Berdasarkan data emiten, survei industri, dan laporan tahunan, estimasi volume galon aktif di Indonesia jauh lebih rendah dari angka-angka yang beredar di publik, jumlah realistisnya sekitar 44–50 juta unit. Sehingga berikut estimasi total uang jaminan yang pernah dihimpun, mari kita hitung perlahan.
Pada tahun 2000, sekitar 10 juta galon beredar di pasar. Setiap galon dikenakan uang jaminan Rp25.000. Artinya, ada Rp250 miliar uang masyarakat yang tertahan. Lima tahun kemudian, di 2005, jumlah galon melonjak menjadi 25 juta unit, dengan uang titipan Rp30.000 per galon. Totalnya sudah Rp750 miliar.
Masuk 2010, pasar makin tumbuh, ada 35 juta galon, dengan titipan Rp35.000, menghasilkan akumulasi Rp1,225 triliun.

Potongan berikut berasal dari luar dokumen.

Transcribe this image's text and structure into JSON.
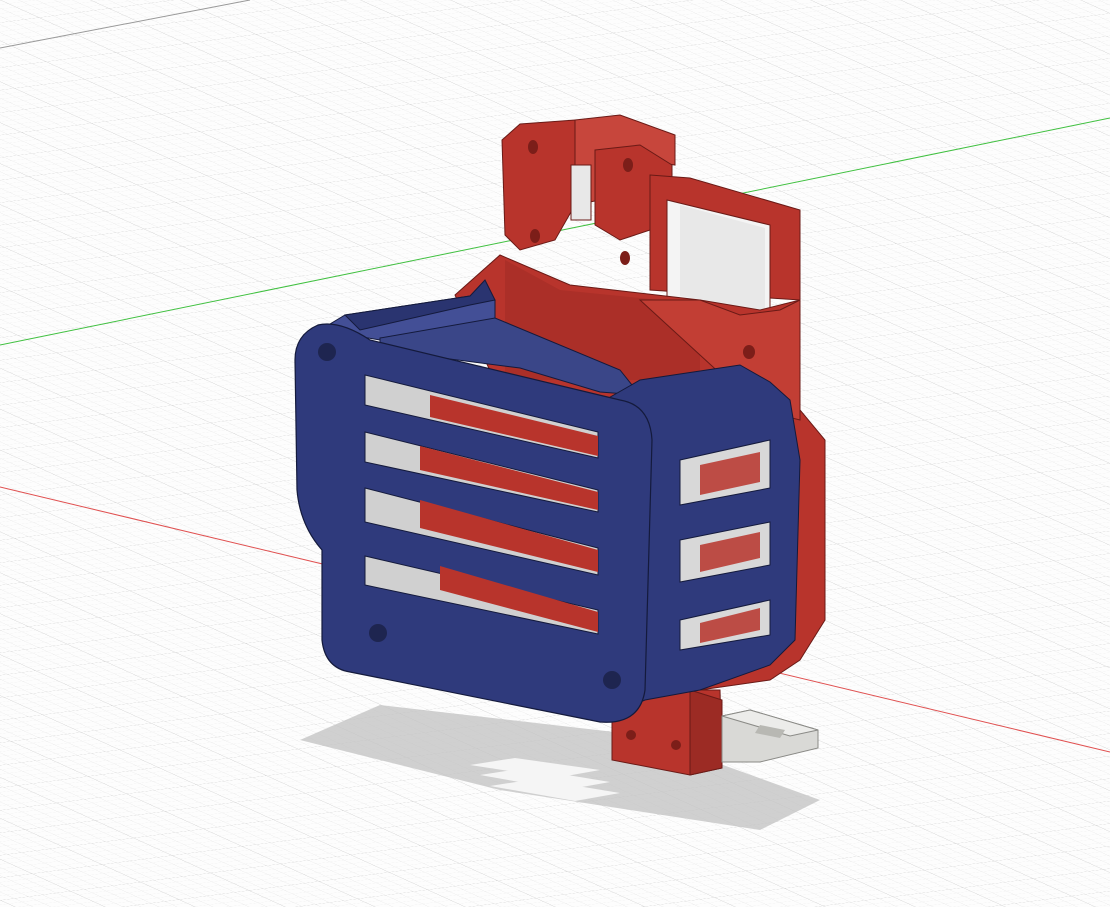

Tahun 2015, galon beredar 44 juta unit, uang jaminan naik jadi Rp40.000, dan nilainya mencapai Rp1,76 triliun.
Lalu 2020, jumlah galon masih di angka 44 juta, tapi titipan naik jadi Rp45.000, total Rp1,98 triliun.
Dan pada 2024, angka itu makin besar, yaitu Rp50.000 per galon dikali 44 juta unit, hasilnya Rp2,2 triliun.
Artinya, selama 25 tahun, uang “titipan galon” terus tumbuh tanpa ada sistem akuntabilitas yang terbuka. Tak ada laporan resmi di mana dana ini disimpan, siapa yang mengelola, atau bagaimana nasibnya bila konsumen berhenti menggunakan galon.
Padahal konsep awalnya sederhana, “bahwa uang itu hanya jaminan, bukan modal abadi bagi produsen“.
Indonesian Audit Watch menilai, praktik semacam ini adalah anomali bisnis yang bisa dikategorikan sebagai “liabilitas tersembunyi”. Jika uang konsumen masih tercatat sebagai titipan, maka perusahaan wajib menempatkannya dalam laporan keuangan dan siap mengembalikannya kapan pun diminta. Namun faktanya, hampir semua perusahaan air kemasan menganggap uang ini “mengalir begitu saja”.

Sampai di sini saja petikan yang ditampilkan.